For the present, both houses of Congress have voted for politically popular measures against illegal immigrants. Both bills would double the number of border-patrol agents, extend border fencing, and deny welfare benefits to illegal immigrants. American sponsors of legal immigrants would have a greater obligation to support them, and those immigrants would have less access to benefits. The government could more easily deport immigrants convicted of crimes.
That's all fine, as far as it goes, but both proposals leave a lot of issues unaddressed, such as better training and equipment for immigration officers and federal help to states burdened by large concentrations of refugees.
The two bills differ in several respects, however. The House of Representatives measure would make it more difficult for refugees without travel documents to gain political asylum in the US, and would allow states to deny public education to the children of illegal immigrants. Both provisions should be dropped from the House-Senate conference bill; President Clinton has rightly vowed to veto any proposal containing the education restriction. Any nation may, and should, prevent illegals and their children from entering, rather than punish the children themselves.
The bills also have different provisions for employers to verify that an immigrant is legally in the country and eligible to work. The Senate bill calls for a mandatory pilot program to check on immigrants' status over an automated phone system. The House calls for a voluntary pilot program that would end in October 1999 unless Congress acts to extend it.
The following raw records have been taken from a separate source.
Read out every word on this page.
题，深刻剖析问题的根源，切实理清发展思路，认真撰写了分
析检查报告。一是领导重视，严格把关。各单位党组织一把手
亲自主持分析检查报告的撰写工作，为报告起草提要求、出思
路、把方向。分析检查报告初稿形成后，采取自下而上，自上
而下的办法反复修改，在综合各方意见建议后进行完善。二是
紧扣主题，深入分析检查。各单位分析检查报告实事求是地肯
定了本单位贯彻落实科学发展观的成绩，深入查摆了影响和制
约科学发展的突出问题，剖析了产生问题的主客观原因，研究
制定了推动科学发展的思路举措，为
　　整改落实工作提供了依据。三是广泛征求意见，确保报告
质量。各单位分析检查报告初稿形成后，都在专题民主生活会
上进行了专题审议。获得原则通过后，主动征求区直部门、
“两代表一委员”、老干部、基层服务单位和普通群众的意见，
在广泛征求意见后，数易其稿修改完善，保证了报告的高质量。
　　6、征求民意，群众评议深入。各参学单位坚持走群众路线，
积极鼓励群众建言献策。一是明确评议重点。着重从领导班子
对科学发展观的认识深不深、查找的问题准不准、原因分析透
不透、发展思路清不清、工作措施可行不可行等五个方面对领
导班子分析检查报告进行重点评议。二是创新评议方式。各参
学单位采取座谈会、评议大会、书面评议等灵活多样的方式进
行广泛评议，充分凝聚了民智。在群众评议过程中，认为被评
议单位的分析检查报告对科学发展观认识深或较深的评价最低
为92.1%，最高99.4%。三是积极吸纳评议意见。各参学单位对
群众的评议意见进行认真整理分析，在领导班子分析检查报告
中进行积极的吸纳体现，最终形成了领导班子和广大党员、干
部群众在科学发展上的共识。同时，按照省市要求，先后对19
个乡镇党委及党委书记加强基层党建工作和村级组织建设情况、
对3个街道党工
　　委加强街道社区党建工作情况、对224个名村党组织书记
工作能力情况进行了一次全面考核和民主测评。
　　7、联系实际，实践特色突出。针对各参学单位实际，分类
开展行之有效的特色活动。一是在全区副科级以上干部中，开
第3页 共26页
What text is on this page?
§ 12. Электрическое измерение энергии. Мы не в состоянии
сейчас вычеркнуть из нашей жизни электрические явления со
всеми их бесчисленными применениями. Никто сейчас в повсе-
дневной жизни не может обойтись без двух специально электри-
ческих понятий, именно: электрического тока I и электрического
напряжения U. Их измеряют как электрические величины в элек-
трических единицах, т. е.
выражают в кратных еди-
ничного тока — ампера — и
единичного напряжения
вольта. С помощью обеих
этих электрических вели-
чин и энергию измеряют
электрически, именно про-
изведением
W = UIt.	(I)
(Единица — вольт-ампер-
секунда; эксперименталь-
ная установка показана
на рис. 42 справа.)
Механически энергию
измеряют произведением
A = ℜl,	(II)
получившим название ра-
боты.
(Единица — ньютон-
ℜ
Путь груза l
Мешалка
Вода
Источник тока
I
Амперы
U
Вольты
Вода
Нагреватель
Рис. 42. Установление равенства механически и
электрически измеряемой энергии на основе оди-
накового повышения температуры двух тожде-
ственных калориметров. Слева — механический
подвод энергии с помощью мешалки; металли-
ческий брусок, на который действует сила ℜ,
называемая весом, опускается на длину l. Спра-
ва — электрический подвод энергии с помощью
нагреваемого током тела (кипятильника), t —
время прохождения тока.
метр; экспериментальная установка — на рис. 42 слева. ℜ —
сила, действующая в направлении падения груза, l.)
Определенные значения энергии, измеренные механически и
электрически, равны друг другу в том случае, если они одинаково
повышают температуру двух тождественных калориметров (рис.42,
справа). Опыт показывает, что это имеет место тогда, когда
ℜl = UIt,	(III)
An automated phone system could go a long way toward eliminating the rampant document fraud under the current verification procedure. At the same time, there are legitimate civil-liberties concerns; an error rate of even 1% could still mistakenly penalize a lot of people. And, if other federal-agency systems are any guide, it could take weeks to correct mistakes, during which time a qualified individual would be prevented from earning a living. Thus the House's voluntary program is a better idea, at least until the bugs are worked out.